The researchers put their data in perspective by comparing life expectancies at selected percentiles of the income distribution in the United States with mean life expectancies in other countries. “For example,” the report said, “men in the bottom 1 percent of the income distribution at the age of 40 years in the United States have life expectancies similar to the mean life expectancy for 40-year-old men in Sudan and Pakistan.”

The study confirmed that life expectancy follows income and that most of the variation in life expectancy was related to differences in health behaviors, including smoking, exercise and obesity. But those behaviors and corresponding life expectancy for the poorest individuals correlate with the areas in which people live.

The strongest pattern in the data showed that persons in the lowest-income quartile live the longest, and have more healthful behaviors, in cities with high incomes, high education and high levels of government spending, such as New York and San Francisco. In these cities, life expectancy for the bottom 5 percent in income was about 80 years, compared to about 75 in years in cities such as Gary, Ind., and Detroit.

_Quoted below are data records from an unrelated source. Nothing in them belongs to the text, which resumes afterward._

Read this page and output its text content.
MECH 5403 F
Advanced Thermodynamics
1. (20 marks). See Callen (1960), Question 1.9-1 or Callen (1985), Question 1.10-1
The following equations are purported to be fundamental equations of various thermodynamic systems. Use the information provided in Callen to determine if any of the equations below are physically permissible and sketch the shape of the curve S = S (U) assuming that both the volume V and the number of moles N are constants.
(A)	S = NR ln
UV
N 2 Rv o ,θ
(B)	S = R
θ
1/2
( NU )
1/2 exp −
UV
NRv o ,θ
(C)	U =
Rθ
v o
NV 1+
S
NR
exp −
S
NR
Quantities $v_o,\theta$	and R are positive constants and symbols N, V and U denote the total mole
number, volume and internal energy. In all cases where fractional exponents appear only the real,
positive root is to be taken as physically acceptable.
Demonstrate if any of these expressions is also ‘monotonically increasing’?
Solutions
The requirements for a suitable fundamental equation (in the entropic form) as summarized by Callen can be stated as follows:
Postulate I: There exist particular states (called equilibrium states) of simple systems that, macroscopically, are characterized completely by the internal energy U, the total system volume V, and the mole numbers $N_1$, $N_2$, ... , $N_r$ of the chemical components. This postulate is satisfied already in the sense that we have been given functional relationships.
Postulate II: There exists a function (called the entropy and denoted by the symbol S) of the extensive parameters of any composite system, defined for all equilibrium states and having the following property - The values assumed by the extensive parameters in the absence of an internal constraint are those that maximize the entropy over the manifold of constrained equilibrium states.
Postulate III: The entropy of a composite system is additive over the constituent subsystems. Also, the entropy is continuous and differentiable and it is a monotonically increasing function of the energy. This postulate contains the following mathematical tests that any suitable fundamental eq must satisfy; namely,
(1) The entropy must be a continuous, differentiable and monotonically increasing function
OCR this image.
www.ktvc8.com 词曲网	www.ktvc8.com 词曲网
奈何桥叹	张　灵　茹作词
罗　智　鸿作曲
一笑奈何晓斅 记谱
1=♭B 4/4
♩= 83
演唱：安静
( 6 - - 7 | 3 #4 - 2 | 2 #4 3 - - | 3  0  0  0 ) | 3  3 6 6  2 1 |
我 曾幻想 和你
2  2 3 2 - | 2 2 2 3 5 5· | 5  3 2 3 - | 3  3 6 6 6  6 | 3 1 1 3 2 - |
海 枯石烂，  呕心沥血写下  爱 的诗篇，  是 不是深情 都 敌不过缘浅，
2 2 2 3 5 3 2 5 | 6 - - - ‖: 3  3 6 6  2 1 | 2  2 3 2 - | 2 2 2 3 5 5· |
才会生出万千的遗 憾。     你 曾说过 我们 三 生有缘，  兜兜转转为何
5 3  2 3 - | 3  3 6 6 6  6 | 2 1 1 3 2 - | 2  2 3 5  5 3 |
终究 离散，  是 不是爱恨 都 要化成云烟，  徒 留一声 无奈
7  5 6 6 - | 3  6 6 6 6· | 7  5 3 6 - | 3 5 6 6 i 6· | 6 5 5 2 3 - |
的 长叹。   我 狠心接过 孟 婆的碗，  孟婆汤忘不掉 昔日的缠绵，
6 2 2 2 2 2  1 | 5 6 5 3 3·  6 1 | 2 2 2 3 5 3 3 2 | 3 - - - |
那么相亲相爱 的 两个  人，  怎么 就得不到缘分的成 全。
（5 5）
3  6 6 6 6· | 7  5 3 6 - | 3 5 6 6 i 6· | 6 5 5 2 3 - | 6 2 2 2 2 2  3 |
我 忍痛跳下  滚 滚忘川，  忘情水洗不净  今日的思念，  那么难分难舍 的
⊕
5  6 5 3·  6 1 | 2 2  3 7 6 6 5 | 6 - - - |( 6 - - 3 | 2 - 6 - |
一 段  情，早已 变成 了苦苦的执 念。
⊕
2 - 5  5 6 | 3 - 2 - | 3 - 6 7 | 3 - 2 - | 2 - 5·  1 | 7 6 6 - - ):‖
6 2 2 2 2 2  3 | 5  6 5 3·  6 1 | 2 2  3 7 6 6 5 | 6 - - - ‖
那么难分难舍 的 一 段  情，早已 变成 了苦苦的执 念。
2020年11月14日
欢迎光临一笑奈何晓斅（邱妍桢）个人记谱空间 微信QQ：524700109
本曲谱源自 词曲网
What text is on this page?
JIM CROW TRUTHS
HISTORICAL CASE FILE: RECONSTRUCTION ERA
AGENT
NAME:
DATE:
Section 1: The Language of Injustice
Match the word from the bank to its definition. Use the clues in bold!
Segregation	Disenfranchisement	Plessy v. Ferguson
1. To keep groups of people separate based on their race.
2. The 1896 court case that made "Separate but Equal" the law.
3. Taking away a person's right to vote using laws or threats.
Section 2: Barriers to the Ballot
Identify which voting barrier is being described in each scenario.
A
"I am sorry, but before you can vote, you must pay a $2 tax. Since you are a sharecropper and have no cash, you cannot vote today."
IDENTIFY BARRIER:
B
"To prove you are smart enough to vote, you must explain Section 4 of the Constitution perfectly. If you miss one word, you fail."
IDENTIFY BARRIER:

Researchers suggested the longer lives of the poor in cities such as San Francisco and New York could be explained by public policy in those cities, such as smoking bans and higher spending for public services. Also, those with lower incomes may benefit from the influence of others who follow healthy behaviors.

The variations in cities suggest that reducing gaps in longevity may require local policy changes, the researchers concluded. Health professionals could target low-income communities with interventions intended to change health behaviors, the study found, while taxing and other local polices may play a role in encouraging behavior changes.